Если рассуждать подобным образом (без учета семиотики фольклора), то и большую часть летописных реалий социальной практики мы будем вынуждены считать типовыми и, следовательно, лишенными «конкретной исторической привязки». (Поскольку войны и сражения повторяются из века в век, даты и т. д. могут быть признаны верными лишь очень условно, так как брались они летописцами (особенно в ранний период русской истории) зачастую случайно, по аналогии, в одной из византийских хроник и т. п.[307]).
Однако «типовой» характер реалий имеет определенную последовательность своих составляющих, которая допускает вариативность в некоторых пределах. Алфавит как система знаков также обладает «типовым» характером, но это не лишает язык возможности формировать с его помощью самые разнообразные слова и тексты.
Таким образом, повторяющийся комплекс, и типические места эпоса в том числе, показывает в первую очередь тему, логическую основу текста, о которой можно судить по всей совокупности повторяющихся элементов.
Тема в каждом эпическом сюжете ориентирована на личность какого-либо героя, с характерным лишь для него образом действия, но в то же время она имеет типические места, связующие различные сюжеты, объединяя их в общий метатекст с единой парадигмой логического восприятия эпоса.
Ситуацию с «общей темой» эпоса нагляднее всего можно проиллюстрировать с помощью исследований П. Д. Ухова по атрибуции русских былин. На сегодняшний день это лучшее текстологическое изыскание в области изучения роли и значимости повторяющегося комплекса в русском героическом эпосе.

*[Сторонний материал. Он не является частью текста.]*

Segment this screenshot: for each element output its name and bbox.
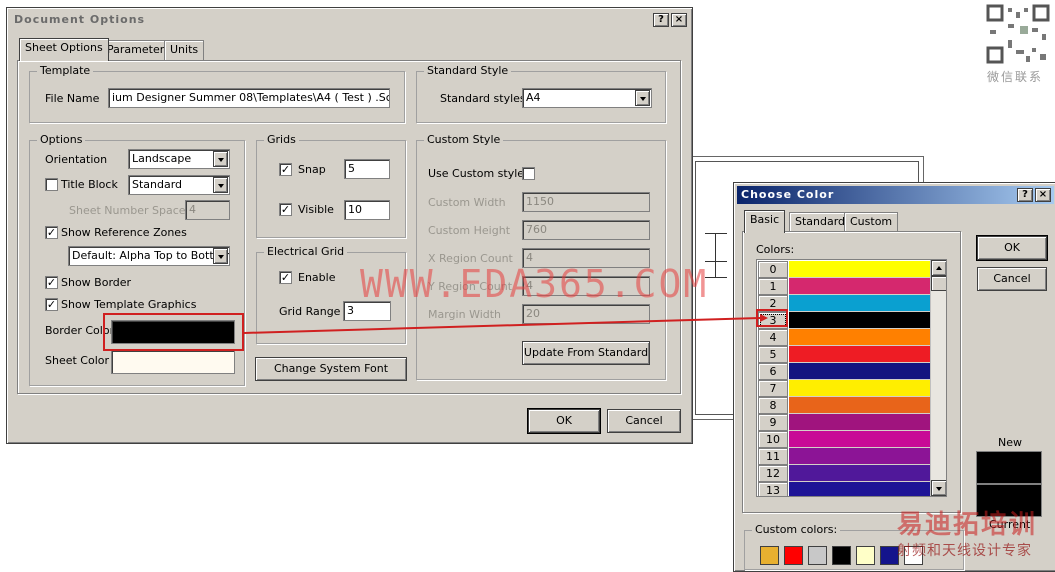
- logo-tagline: 射频和天线设计专家: [897, 543, 1032, 559]
- logo-name: 易迪拓培训: [897, 510, 1038, 540]
- tab-basic[interactable]: Basic: [744, 210, 786, 233]
- tab-sheet-options[interactable]: Sheet Options: [19, 38, 109, 61]
- connector-arrow: [243, 309, 788, 334]
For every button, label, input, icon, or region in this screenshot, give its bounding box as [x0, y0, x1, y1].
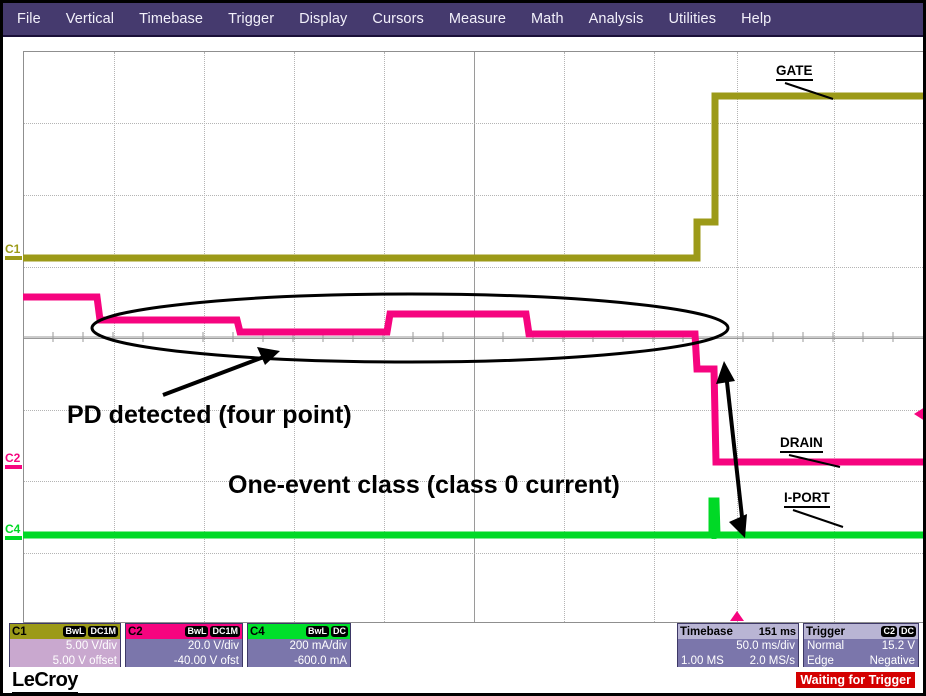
wave-label-gate: GATE: [776, 63, 813, 81]
grid-line-h: [24, 195, 923, 196]
trigger-panel-header[interactable]: Trigger C2 DC: [804, 624, 918, 639]
channel-marker-bar: [5, 256, 22, 260]
menu-item-file[interactable]: File: [17, 11, 41, 27]
channel-panel-c2[interactable]: C2 BwL DC1M 20.0 V/div -40.00 V ofst: [125, 623, 243, 669]
lecroy-logo: LeCroy: [12, 669, 78, 693]
channel-panel-c4-header[interactable]: C4 BwL DC: [248, 624, 350, 639]
trigger-mode: Normal: [807, 640, 845, 652]
timebase-scale[interactable]: 50.0 ms/div: [678, 639, 798, 654]
trigger-coupling-chip[interactable]: DC: [899, 626, 916, 637]
axis-tick: [474, 72, 475, 79]
wave-label-drain: DRAIN: [780, 435, 823, 453]
channel-c1-scale[interactable]: 5.00 V/div: [10, 639, 120, 654]
oscilloscope-window: File Vertical Timebase Trigger Display C…: [0, 0, 926, 696]
axis-tick: [474, 382, 475, 389]
trigger-source-chip[interactable]: C2: [881, 626, 897, 637]
bandwidth-limit-chip[interactable]: BwL: [306, 626, 329, 637]
grid-line-h: [24, 553, 923, 554]
acquisition-status-badge: Waiting for Trigger: [796, 672, 915, 688]
axis-tick: [474, 92, 475, 99]
menu-item-display[interactable]: Display: [299, 11, 347, 27]
grid-line-v: [654, 52, 655, 622]
annotation-pd-detected: PD detected (four point): [67, 401, 352, 429]
trigger-panel[interactable]: Trigger C2 DC Normal 15.2 V Edge Negativ…: [803, 623, 919, 669]
channel-marker-bar: [5, 465, 22, 469]
trigger-mode-row[interactable]: Normal 15.2 V: [804, 639, 918, 654]
trigger-level: 15.2 V: [881, 640, 915, 652]
menu-bar: File Vertical Timebase Trigger Display C…: [3, 3, 923, 37]
coupling-chip[interactable]: DC1M: [210, 626, 240, 637]
menu-item-help[interactable]: Help: [741, 11, 771, 27]
grid-line-h: [24, 267, 923, 268]
graticule: [23, 51, 923, 623]
axis-tick: [474, 592, 475, 599]
channel-marker-bar: [5, 536, 22, 540]
grid-line-v: [737, 52, 738, 622]
status-bar: C1 BwL DC1M 5.00 V/div 5.00 V offset C2 …: [3, 621, 923, 669]
menu-item-timebase[interactable]: Timebase: [139, 11, 203, 27]
grid-center-h: [24, 338, 923, 339]
bandwidth-limit-chip[interactable]: BwL: [185, 626, 209, 637]
footer-divider: [8, 693, 918, 694]
grid-line-v: [204, 52, 205, 622]
grid-line-v: [114, 52, 115, 622]
axis-tick: [474, 572, 475, 579]
menu-item-vertical[interactable]: Vertical: [66, 11, 114, 27]
grid-line-v: [834, 52, 835, 622]
grid-line-v: [564, 52, 565, 622]
axis-tick: [474, 222, 475, 229]
axis-tick: [474, 292, 475, 299]
coupling-chip[interactable]: DC1M: [88, 626, 118, 637]
trigger-level-marker[interactable]: [914, 407, 923, 421]
axis-tick: [474, 152, 475, 159]
waveform-screen[interactable]: C1 C2 C4: [3, 39, 923, 623]
timebase-panel-header[interactable]: Timebase 151 ms: [678, 624, 798, 639]
axis-tick: [474, 452, 475, 459]
channel-marker-c2[interactable]: C2: [5, 452, 22, 469]
axis-tick: [474, 312, 475, 319]
axis-tick: [474, 362, 475, 369]
channel-panel-c1-header[interactable]: C1 BwL DC1M: [10, 624, 120, 639]
timebase-delay: 151 ms: [758, 625, 796, 638]
channel-c2-scale[interactable]: 20.0 V/div: [126, 639, 242, 654]
menu-item-measure[interactable]: Measure: [449, 11, 506, 27]
bandwidth-limit-chip[interactable]: BwL: [63, 626, 87, 637]
channel-panel-c1[interactable]: C1 BwL DC1M 5.00 V/div 5.00 V offset: [9, 623, 121, 669]
trigger-position-marker[interactable]: [730, 611, 744, 621]
coupling-chip[interactable]: DC: [331, 626, 348, 637]
axis-tick: [474, 522, 475, 529]
channel-marker-c4[interactable]: C4: [5, 523, 22, 540]
channel-panel-c2-header[interactable]: C2 BwL DC1M: [126, 624, 242, 639]
grid-line-v: [294, 52, 295, 622]
menu-item-cursors[interactable]: Cursors: [372, 11, 423, 27]
axis-tick: [474, 172, 475, 179]
axis-tick: [474, 242, 475, 249]
grid-line-v: [384, 52, 385, 622]
menu-item-analysis[interactable]: Analysis: [589, 11, 644, 27]
axis-tick: [474, 502, 475, 509]
channel-marker-c1[interactable]: C1: [5, 243, 22, 260]
axis-tick: [474, 112, 475, 119]
axis-tick: [474, 432, 475, 439]
grid-line-h: [24, 123, 923, 124]
wave-label-iport: I-PORT: [784, 490, 830, 508]
menu-item-utilities[interactable]: Utilities: [668, 11, 716, 27]
channel-panel-c4[interactable]: C4 BwL DC 200 mA/div -600.0 mA: [247, 623, 351, 669]
annotation-one-event-class: One-event class (class 0 current): [228, 471, 620, 499]
timebase-panel[interactable]: Timebase 151 ms 50.0 ms/div 1.00 MS 2.0 …: [677, 623, 799, 669]
channel-c4-scale[interactable]: 200 mA/div: [248, 639, 350, 654]
footer-bar: LeCroy Waiting for Trigger: [3, 667, 923, 694]
menu-item-trigger[interactable]: Trigger: [228, 11, 274, 27]
menu-item-math[interactable]: Math: [531, 11, 564, 27]
grid-center-v: [474, 52, 475, 622]
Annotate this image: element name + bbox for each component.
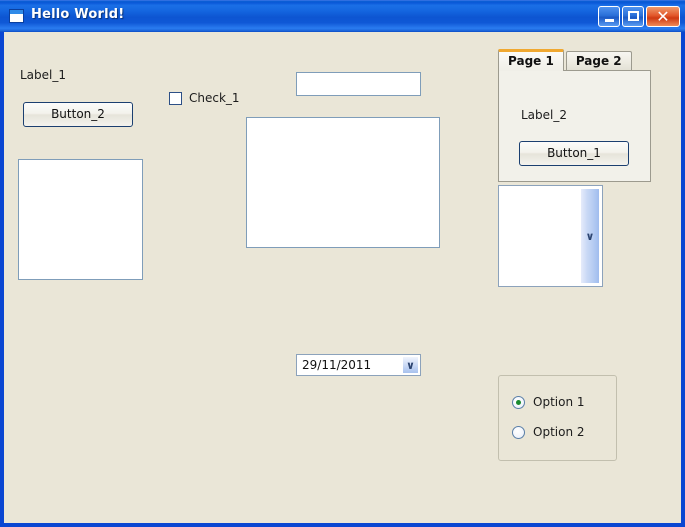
tab-strip: Page 1 Page 2 (498, 49, 632, 71)
radio-option-1[interactable]: Option 1 (512, 395, 585, 409)
label-1: Label_1 (20, 68, 67, 82)
tab-page-2[interactable]: Page 2 (565, 51, 632, 71)
radio-option-1-label: Option 1 (533, 395, 585, 409)
form-client-area: Label_1 Button_2 Check_1 Page 1 Page 2 L… (4, 32, 681, 523)
listbox-left[interactable] (18, 159, 143, 280)
radio-group: Option 1 Option 2 (498, 375, 617, 461)
button-2[interactable]: Button_2 (23, 102, 133, 127)
radio-option-2-circle[interactable] (512, 425, 525, 439)
radio-option-2-label: Option 2 (533, 425, 585, 439)
chevron-down-icon: ∨ (585, 230, 595, 243)
window-icon (9, 9, 24, 23)
textbox-large[interactable] (246, 117, 440, 248)
date-picker[interactable]: 29/11/2011 ∨ (296, 354, 421, 376)
checkbox-1[interactable]: Check_1 (169, 91, 240, 105)
combo-dropdown-button[interactable]: ∨ (580, 188, 600, 284)
window-controls: ✕ (598, 6, 680, 27)
window-title: Hello World! (31, 7, 125, 22)
date-picker-value: 29/11/2011 (302, 358, 372, 372)
button-1[interactable]: Button_1 (519, 141, 629, 166)
maximize-icon (628, 11, 639, 21)
close-icon: ✕ (656, 7, 670, 26)
minimize-icon (605, 19, 614, 22)
application-window: Hello World! ✕ Label_1 Button_2 Check_1 … (0, 0, 685, 527)
close-button[interactable]: ✕ (646, 6, 680, 27)
tab-page-1[interactable]: Page 1 (498, 49, 564, 71)
radio-option-1-circle[interactable] (512, 395, 525, 409)
label-2: Label_2 (521, 108, 568, 122)
combo-listbox[interactable]: ∨ (498, 185, 603, 287)
checkbox-1-label: Check_1 (189, 91, 240, 105)
date-picker-dropdown-button[interactable]: ∨ (402, 356, 419, 374)
maximize-button[interactable] (622, 6, 644, 27)
textbox-top[interactable] (296, 72, 421, 96)
title-bar[interactable]: Hello World! ✕ (0, 0, 685, 32)
radio-option-2[interactable]: Option 2 (512, 425, 585, 439)
chevron-down-icon: ∨ (406, 359, 415, 372)
tab-control: Page 1 Page 2 Label_2 Button_1 (498, 49, 653, 182)
tab-panel-page-1: Label_2 Button_1 (498, 70, 651, 182)
checkbox-1-box[interactable] (169, 91, 182, 105)
minimize-button[interactable] (598, 6, 620, 27)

Он пишет следующее: «Объем типических мест в контексте былинных произведений исключительно велик…, типические места составляют примерно от 20 % до 80 % всего словесного текста былин. Номенклатура типических мест в былинах огромна. Не будет преувеличением определить ее многими сотнями».[308] «Одним словом, все значимые моменты сюжета переданы типическими местами».[309]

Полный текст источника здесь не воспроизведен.